I’m only six months late in reviewing this concert…but with good reason. I’ve been looking for the download of this show since I went and I finally broke down and downloaded two different software packages to make it downloadable and listenable. It was a task, but it was worth it.
Wilco made their long-awaited return to Birmingham in April after 4 long years. I was particularly excited for this show since it had been a really long time since I’d seen Wilco and they were playing at Sloss Furnaces, an old Iron Ore processing plant converted into a park and national monument. Pretty cool venue to see them in, as the concert section was in an open-air but covered huge hall. The gently sloping floor ensured that everyone packed into the place was afforded a great view and the fairly low roof provided good acoustics.
Wilco came out and started their set with the song Misunderstood. From there they moved rapidly, with almost no space between songs to Company In My Back, You Are My Face, I Am Trying To Break Your Heart, Kamera, Ashes of An American Flag, and At Least That’s What You Said. This set the tone for the entire show. They showcased music from their extensive back catalog, drawing from all of their previous albums for the night’s setlist. Musically, the band was fantastic and tight. They had a full and rich sound that moved together from rhythmic and uptempo to moody and experimental.
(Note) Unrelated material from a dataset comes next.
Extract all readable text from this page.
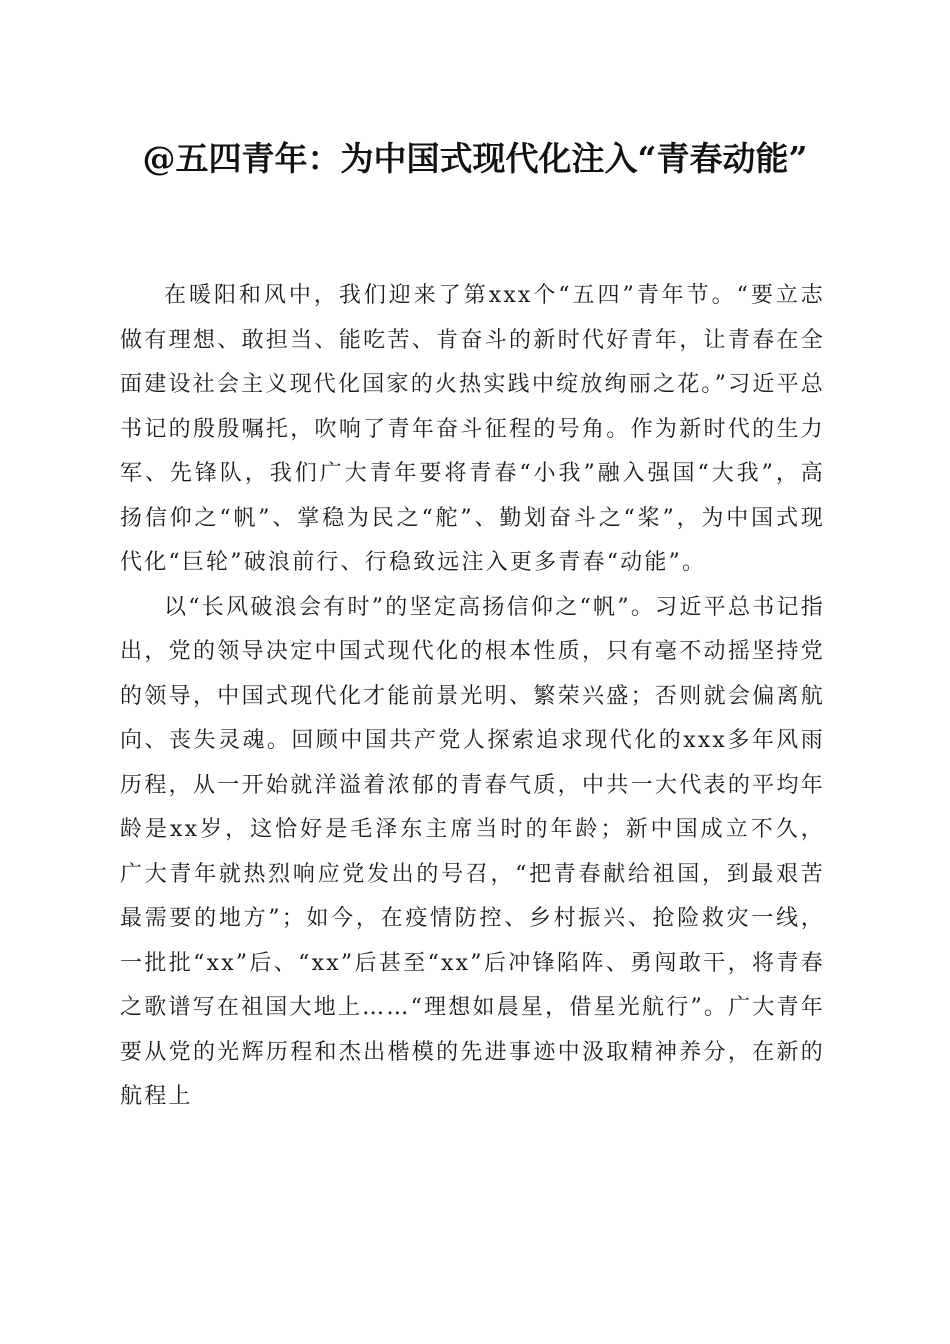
@五四青年：为中国式现代化注入“青春动能”

在暖阳和风中，我们迎来了第xxx个“五四”青年节。“要立志做有理想、敢担当、能吃苦、肯奋斗的新时代好青年，让青春在全面建设社会主义现代化国家的火热实践中绽放绚丽之花。”习近平总书记的殷殷嘱托，吹响了青年奋斗征程的号角。作为新时代的生力军、先锋队，我们广大青年要将青春“小我”融入强国“大我”，高扬信仰之“帆”、掌稳为民之“舵”、勤划奋斗之“桨”，为中国式现代化“巨轮”破浪前行、行稳致远注入更多青春“动能”。

以“长风破浪会有时”的坚定高扬信仰之“帆”。习近平总书记指出，党的领导决定中国式现代化的根本性质，只有毫不动摇坚持党的领导，中国式现代化才能前景光明、繁荣兴盛；否则就会偏离航向、丧失灵魂。回顾中国共产党人探索追求现代化的xxx多年风雨历程，从一开始就洋溢着浓郁的青春气质，中共一大代表的平均年龄是xx岁，这恰好是毛泽东主席当时的年龄；新中国成立不久，广大青年就热烈响应党发出的号召，“把青春献给祖国，到最艰苦最需要的地方”；如今，在疫情防控、乡村振兴、抢险救灾一线，一批批“xx”后、“xx”后甚至“xx”后冲锋陷阵、勇闯敢干，将青春之歌谱写在祖国大地上……“理想如晨星，借星光航行”。广大青年要从党的光辉历程和杰出楷模的先进事迹中汲取精神养分，在新的航程上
Nels Cline, lead guitarist, and his extensive skills were on full display in numerous solos throughout the night and they were always greeted with raucous cheering.
Jeff Tweedy, the lead singer, offered his first greeting only after the seventh song, something that struck me as odd. He made a terrible joke about Birmingham
people being called Birminghamsters (which he apologized for later in the set and explained that he’d been in a slump with regards to talking to audiences) and made reference to the fact that the last time they were here they won a Grammy that night. He then introduced the song Hotel Arizona by saying that it was requested a lot on their website but that they rarely played it.
After Shot In The Arm, Tweedy experimented with a new look, putting on a hat and almost starting the song, then taking it off. He then launched into Jesus, Etc and finished that song by talking about the supposed haunting of Sloss. Some of the crew had drawn PacMan ghosts on towels and were waving them around, which added to the levity of the moment.
Later in the set, Tweedy again mentioned the requests on the website, but made fun of people texting/Twittering them during shows and how they might reach a place where people will request mid-concert. (My personal pet peeve at any show is people on their phones Twittering about how good the show is. If it is that good, then soak it in and enjoy it and stop Twittering about it…)
But the best moment of the entire show came during Handshake Drugs. A huge train came roaring by the venue and laid on it’s whistle, causing the entire band to stop and look together, along with the crowd going nuts. It was a surreal moment that came together so well it almost seemed scripted, but the surprised looks on the band’s faces told another story. They paused, looked around, and wordlessly resumed the song. This is clearly a band that is comfortable with one another.
The first set ended with the rowdy number Spiders (Kidsmoke) and after extended cheering the band came out for an encore. They played five more songs, ending with I’m The Man Who Loves You, which starts with an extended period of guitar feedback, during which the entire band (all seven of them) stood up on some sort of an amp or speaker or something, each holding their note for a moment until the entire band peaked and came crashing down towards the song, playing with full gusto.
They went off stage for a moment, and then came back for a second encore, the highlight of which was the song Hoodoo Voodoo, a jangling alt-country-rock number that was augmented by the presence of a shirtless crew member sporting a gnarly mustache, tight jeans, a cowbell, and dance moves that seemed to defy the logic of human motion. He danced all over the entire stage, shaking what his momma gave him and causing no small amount of cheering among the crowd and laughter amongst the band.
All in all, it was a great show by a band that is only getting better as they age, mature, and grow more secure in themselves. Their extensive use of their back catalog was an unexpected yet pleasant surprise. I would have loved to see some new stuff, as their album came out a month later, but that is my only regret. That, and the fact that Kristen had to go to California at the last minute and was not able to attend with me. I did buy her a t-shirt though.